"Guru Honorer SD Kecamatan Terentang, Kalimantan Barat, meminta beberapa siswa memotong rambut mereka karena sudah panjang demi kedisiplinan. Para siswa juga sudah diperingatkan tiga kali. Namun permintaan sang guru tidak diindahkan para siswa sehingga sang gurupun memotong rambut beberapa siswa tersebut. Namun hal tersebut membuat salah satu orang tua siswa tidak terima dan mendatangi rumah sang guru serta kemudian memotong rambut sang guru tersebut." (Sumber : Harian Kompas, Sabtu 4 Juni 2016).
Kejadian tersebut tentu menjadi sebuah ironi dalam segitiga pendidikan yaitu guru (sekolah), orang tua dan siswa. Pendidikan yang dilakukan oleh sekolah dalam hal ini guru, bukanlah semata-mata pengajaran atau transfer materi pelajaran, tetapi juga pembentukan karakter. Setiap lembaga pendidikan formal dalam hal ini sekolah tentu memiliki peraturan-peraturan yang umum sudah berlaku dan tentu hal tersebut sesuai dengan norma dan tidak melanggar hak asasi dari siswa yang dikirim orang tuanya untuk mengenyam pendidikan di sebuah sekolah tersebut. Salah satu peraturan tersebut adalah tentang kerapian rambut bagi siswa, diantaranya : rambut rapi dan tidak boleh panjang tentu dengan batas tertentu sesuai dengan peraturan dari pihak sekolah.
Kejadian orang tua memotong rambut guru karena tidak terima rambut anaknya dipotong sang guru karena dianggap melanggar aturan sekolah, tentu menjadi hal yang tidak bisa dianggap remeh, karena hal ini tentu secara tidak langsung menghina korps guru sebagai pendidik. Secara pribadi, penulis tentu ingin agar orang tua tersebut diproses secara hukum, karena jika tidak maka dapat menjadi preseden buruk bagi dunia pendidikan khususnya profesi guru.
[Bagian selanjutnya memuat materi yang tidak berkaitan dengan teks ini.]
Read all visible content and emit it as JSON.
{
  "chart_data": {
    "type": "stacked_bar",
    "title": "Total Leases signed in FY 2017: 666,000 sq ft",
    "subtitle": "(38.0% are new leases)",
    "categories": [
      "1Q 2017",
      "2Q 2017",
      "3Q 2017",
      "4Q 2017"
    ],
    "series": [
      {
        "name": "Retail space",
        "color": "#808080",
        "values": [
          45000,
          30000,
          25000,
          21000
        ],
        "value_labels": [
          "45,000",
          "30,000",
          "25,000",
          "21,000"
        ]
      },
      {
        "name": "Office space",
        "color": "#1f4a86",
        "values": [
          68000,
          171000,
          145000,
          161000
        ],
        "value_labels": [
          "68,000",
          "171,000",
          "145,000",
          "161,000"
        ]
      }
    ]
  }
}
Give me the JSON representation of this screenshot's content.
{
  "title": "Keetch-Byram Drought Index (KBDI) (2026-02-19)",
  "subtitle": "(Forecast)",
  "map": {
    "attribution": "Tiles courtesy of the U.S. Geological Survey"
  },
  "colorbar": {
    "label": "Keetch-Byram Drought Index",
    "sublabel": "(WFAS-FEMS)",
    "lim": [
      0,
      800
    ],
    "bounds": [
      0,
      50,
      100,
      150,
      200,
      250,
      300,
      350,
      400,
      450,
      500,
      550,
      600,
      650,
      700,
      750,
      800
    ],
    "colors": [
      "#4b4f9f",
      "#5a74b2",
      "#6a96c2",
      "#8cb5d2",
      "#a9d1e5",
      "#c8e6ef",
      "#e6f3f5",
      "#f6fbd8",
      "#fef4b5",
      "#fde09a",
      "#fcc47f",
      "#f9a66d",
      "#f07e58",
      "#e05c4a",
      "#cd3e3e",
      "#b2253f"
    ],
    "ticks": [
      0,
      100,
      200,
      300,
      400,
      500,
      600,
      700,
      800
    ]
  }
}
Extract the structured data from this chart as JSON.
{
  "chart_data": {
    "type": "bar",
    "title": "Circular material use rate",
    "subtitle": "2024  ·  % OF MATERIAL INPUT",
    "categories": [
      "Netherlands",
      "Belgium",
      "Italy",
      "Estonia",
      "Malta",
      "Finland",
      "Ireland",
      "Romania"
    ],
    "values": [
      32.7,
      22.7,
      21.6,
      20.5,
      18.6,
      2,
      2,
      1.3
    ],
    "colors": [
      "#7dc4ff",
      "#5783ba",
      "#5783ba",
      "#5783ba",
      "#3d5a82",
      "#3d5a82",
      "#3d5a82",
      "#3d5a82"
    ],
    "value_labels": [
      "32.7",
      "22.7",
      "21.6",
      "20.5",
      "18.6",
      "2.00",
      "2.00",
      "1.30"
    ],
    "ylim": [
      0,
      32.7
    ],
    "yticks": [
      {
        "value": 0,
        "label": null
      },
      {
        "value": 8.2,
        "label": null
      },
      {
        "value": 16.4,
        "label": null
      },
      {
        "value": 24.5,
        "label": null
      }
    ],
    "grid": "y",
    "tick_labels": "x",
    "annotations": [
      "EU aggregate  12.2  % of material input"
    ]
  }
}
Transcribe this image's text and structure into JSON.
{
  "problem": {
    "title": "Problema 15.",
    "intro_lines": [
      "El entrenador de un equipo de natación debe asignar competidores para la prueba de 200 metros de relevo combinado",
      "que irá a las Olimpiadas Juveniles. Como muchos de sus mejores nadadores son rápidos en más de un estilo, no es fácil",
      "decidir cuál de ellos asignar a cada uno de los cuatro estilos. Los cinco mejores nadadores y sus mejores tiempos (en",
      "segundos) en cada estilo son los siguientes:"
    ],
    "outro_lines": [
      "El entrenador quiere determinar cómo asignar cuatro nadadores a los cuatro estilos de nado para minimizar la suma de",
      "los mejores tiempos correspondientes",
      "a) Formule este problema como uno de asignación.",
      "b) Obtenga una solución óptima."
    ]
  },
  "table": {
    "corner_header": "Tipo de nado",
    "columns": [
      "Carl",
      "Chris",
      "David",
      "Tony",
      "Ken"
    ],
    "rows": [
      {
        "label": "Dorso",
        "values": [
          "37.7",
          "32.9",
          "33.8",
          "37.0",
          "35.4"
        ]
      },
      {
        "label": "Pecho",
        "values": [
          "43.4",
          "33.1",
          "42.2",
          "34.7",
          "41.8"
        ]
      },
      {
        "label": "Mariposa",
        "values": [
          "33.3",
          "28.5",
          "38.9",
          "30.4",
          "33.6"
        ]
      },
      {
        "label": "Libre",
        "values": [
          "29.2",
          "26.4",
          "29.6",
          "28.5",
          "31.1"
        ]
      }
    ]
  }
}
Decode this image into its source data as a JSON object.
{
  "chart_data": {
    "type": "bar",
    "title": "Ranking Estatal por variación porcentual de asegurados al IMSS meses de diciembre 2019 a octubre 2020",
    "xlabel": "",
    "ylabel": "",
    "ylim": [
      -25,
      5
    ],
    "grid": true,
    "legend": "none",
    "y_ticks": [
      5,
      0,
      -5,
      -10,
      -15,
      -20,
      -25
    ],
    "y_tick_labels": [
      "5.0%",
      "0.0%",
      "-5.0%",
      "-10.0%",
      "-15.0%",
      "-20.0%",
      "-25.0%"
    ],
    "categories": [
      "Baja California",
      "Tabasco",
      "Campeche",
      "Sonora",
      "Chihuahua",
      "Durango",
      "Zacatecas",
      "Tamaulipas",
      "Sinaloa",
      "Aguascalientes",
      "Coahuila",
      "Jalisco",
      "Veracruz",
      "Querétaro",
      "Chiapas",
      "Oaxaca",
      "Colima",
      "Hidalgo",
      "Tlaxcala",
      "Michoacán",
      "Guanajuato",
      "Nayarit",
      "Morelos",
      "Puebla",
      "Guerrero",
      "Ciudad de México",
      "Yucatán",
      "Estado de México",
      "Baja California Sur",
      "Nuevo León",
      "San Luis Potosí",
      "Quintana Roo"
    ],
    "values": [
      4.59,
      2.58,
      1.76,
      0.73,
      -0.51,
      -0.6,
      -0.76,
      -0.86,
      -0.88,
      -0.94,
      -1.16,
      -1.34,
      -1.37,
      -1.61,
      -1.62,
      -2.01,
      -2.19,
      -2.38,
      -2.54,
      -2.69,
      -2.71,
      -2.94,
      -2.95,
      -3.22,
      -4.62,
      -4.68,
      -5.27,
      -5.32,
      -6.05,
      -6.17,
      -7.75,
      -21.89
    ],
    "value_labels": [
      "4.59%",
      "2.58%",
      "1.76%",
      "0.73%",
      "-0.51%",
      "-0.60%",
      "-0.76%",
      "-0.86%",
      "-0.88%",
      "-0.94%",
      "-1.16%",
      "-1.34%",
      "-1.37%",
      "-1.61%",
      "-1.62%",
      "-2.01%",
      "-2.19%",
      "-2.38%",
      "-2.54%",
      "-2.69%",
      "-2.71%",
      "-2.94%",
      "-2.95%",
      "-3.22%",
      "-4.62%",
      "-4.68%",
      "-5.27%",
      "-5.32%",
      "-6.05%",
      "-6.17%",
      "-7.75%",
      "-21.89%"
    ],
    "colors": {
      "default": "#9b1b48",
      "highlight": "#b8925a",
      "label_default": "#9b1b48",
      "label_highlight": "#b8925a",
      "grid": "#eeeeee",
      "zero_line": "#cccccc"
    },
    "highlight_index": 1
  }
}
Selain itu, hal ini menunjukkan ketidakdewasaan orang tua dalam menyikapi suatu permasalahan, sehingga tidak heran mungkin hal tersebut yang ditiru sang anak dengan tidak mau memotong rambutnya yang panjang dan melanggar aturan sekolh walaupun sudah diperingatkan karena dia yakin orang tuanya akan membelanya walaupun hal tersebut melanggar aturan. Apa yang dilakukan orang tua tersebut tentu berlawanan dengan semangat revolusi mental presiden Jokowi untuk membuat generasi muda menjadi pemimpin yang mau dididik secara mental serta karakter dan juga taat akan aturan yang berlaku, serta bukan sembarangan saja bertindak.
Bagi institusi sekolah tentu hal ini menjadi suatu pelajaran bahwa jika ada kejadian orang tua tidak terima didikan oleh guru kepada anaknya yang menjadi siswa, maka orang tua diminta menarik anaknya dari sekolah tersebut atau sekolah dapat mengembalikan siswa kepada orang tuanya dan orang tua mungkin menyekolahkan sendiri (home schooling) serta mendidik dengan caranya sendiri.
Dimanapun sekolah pasti memiliki aturan dan bisa jadi aturan tersebut tidak sesuai dengan prinsip orang tua. Untuk orang tua macam begini mungkin lebih baik tidak perlu mensekolahkan anaknya di sekolah formal, jika tidak bersedia untuk mengikuti aturan yang ada di sekolah tersebut. Tidak heran memang siswa saat ini menjadi tidak hormat kepada guru ataupun orang yang lebih tua, jangan-jangan hal tersebut bukan hasil didikan dari sekolah tetapi justru dari lingkungan sosialisasi primer sang anak yaitu keluarga dalam hal ini orang tuanya.
Jika guru melakukan tindak kekerasan pada anak, maka dengan mudahnya orang tua maupun pihak-pihak lain menyalahkan sistem pendidikan serta menyalahkan guru terhadap tindakannya tersebut. Akan tetapi, seringkali mereka lupa bahwa terkadang yang memicu guru melakukan tindakan tersebut adalah sikap anak yang tidak hormat, tidak sopan dan terkadang tidak tahu aturan.
Hal tersebut tentu adalah bawaan dari rumah dalam hal ini keluarga yaitu orang tuanya. Oleh karenanya kerjasama antara orang tua dengan guru (sekolah) diperlukan dengan berdialog sesering mungkin dan saling mendukung untuk menyelenggarakan pendidikan kepada anak atau siswa. Perlu diingat pendidikan bukan hanya transfer mata pelajaran tetapi juga mendidik secara karakter.